Environment Minister Elizabeth Truss
Environment Minister Elizabeth Truss
Have your say

FARMERS ARE being given more options to meet new so-called greening rules as part of the conditions for receiving European subsidy payments, the government has announced.

Environment Secretary Elizabeth Truss, who was reinstated in her role after the Conservatives surprise outright general election victory, said she welcomed changes announced by the European Commission to make it easier for UK farmers to meet Common Agricultural Policy (CAP) rules, but warned that there is still more to do reduce the burdens of the current scheme.

From next year, farmers will have more choice of hedgerows on their land that can be used to meet the new greening rules as part of their Basic Payment Scheme claim.

The change – one of three improvements Miss Truss said that the UK has managed to secure from Europe – will mean that hedges separated from a field by another feature such as a farm track or a wide ditch can now be counted towards their greening requirements, and make it easier for farmers to complete their claim.

“Food and farming is a powerhouse of our economy and I will not allow anything to stand in the way of the progress of this thriving industry,” the Leeds-raised MP and cabinet minister said.

“That includes making the rules farmers need to follow as simple as possible. Reducing the complexity of the CAP and the red tape that comes with it is something I have been pushing for with Commissioner Hogan so I welcome these steps to help our farmers.

“This is good progress but there is much more to do and I will continue to press the Commission to be bolder in their reforms, including a full and urgent review of the greening regulations and more flexible inspections to allow farmers to use more photographic evidence to support farm visits.”

In addition to the increased choice of hedgerows for greening, the UK secured two other changes from the European Commission, the Department for Environment, Food and Rural Affairs (Defra) said. These are:

Making it easier for the Rural Payments Agency (RPA) to process farmers’ claims by removing the need to have detailed maps of features such as ponds, ditches and hedgerows that are not part of their application;

Avoiding the need for areas of heather to be listed differently to other types of grassland on RPA’s maps.

Defra said that Miss Truss set out the case for these reforms to the EU’s Agriculture Commissioner Phil Hogan during a visit he made to the UK in February, when he was invited to meet farmers who explained the changes they would need to make to their businesses to meet the new greening rules.

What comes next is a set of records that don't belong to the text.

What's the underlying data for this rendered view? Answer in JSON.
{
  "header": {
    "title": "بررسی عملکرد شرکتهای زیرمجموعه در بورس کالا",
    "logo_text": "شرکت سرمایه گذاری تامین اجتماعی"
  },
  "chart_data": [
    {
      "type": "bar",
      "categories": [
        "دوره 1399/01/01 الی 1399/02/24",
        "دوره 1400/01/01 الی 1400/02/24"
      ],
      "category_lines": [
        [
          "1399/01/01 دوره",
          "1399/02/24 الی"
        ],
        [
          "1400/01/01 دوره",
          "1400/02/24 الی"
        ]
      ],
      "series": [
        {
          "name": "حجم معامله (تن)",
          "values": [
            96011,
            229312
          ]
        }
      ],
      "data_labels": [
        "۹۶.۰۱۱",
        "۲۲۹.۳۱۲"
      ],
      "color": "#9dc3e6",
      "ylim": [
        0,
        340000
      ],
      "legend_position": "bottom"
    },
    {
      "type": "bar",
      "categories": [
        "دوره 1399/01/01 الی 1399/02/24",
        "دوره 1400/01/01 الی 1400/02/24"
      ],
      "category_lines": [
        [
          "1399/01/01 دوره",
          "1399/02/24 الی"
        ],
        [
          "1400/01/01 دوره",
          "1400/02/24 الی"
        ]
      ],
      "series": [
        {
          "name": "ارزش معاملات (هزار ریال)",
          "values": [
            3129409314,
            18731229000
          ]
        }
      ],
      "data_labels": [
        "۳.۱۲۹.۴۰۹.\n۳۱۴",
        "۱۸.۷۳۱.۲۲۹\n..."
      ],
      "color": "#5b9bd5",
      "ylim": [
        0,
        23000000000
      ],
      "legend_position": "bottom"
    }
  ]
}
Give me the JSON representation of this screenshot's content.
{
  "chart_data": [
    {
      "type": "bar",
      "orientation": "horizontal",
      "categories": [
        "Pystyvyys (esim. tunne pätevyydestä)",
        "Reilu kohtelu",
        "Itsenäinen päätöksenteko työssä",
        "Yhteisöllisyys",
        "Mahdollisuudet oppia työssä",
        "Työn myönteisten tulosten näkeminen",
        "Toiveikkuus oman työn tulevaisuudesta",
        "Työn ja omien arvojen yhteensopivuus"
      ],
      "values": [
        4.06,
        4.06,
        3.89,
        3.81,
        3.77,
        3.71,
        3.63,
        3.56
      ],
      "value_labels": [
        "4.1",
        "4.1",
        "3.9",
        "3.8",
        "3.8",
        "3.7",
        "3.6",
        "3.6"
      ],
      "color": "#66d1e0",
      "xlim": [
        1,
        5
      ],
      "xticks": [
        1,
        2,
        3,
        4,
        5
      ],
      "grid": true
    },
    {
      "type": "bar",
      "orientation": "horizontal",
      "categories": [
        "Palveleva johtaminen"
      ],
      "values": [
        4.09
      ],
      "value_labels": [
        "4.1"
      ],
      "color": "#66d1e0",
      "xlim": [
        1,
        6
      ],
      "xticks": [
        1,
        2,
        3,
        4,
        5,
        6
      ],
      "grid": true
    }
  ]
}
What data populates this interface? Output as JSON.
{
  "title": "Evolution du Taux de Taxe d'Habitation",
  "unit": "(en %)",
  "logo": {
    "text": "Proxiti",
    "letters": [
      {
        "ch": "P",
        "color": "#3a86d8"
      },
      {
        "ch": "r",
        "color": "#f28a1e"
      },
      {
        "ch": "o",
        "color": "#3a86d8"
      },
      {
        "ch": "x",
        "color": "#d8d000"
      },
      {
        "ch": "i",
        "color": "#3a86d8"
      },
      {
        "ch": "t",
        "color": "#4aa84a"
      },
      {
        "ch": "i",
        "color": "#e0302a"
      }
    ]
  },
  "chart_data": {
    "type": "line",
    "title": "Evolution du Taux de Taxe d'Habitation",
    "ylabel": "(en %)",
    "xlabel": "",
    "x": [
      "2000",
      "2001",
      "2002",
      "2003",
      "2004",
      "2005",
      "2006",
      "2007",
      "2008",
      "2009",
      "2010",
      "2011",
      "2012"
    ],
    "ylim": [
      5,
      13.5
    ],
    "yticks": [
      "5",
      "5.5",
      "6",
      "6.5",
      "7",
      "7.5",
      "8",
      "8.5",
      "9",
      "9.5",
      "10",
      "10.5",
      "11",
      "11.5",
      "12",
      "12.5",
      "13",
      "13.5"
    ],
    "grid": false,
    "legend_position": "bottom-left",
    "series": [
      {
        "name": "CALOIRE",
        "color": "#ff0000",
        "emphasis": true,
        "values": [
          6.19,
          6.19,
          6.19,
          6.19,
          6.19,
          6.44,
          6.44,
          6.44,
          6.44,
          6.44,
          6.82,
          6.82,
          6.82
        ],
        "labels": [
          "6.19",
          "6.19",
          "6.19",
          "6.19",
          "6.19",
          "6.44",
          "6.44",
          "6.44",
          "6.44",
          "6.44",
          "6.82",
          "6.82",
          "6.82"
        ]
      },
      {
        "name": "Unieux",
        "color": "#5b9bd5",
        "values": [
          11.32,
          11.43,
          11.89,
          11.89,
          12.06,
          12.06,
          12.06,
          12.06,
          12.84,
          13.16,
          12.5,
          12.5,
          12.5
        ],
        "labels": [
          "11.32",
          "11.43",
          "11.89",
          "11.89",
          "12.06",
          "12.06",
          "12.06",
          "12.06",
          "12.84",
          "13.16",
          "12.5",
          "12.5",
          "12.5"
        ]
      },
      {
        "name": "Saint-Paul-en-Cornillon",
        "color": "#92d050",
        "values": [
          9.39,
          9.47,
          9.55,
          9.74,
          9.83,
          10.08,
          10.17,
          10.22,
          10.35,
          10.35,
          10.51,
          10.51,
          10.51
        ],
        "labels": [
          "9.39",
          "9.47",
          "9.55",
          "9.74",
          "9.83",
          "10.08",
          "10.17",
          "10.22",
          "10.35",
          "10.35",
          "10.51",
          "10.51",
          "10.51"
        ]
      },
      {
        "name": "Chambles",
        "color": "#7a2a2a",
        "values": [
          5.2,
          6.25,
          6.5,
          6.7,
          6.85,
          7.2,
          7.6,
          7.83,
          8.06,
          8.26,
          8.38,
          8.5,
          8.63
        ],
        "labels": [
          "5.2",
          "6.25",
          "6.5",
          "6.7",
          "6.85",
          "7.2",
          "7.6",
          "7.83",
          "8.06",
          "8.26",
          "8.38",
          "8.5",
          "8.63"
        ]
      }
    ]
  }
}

The application window for the new Basic Farm Payment scheme is now closed and the RPA has confirmed that some 84,500 farmers submitted their claim ahead of Monday’s midnight deadline; a figure the Agency said was set to rise as claims handed in at RPA drop-in centres late on Monday continued to be counted.

Farmers who have yet to make a claim can still do so up to midnight on July 10 but face a one per cent penalty for every working day a claim is late.

Farming Minister George Eustice has said payments will start being delivered in December, despite the abandonment of the RPA’s online-only application process after “performance issues” part-way through the application window.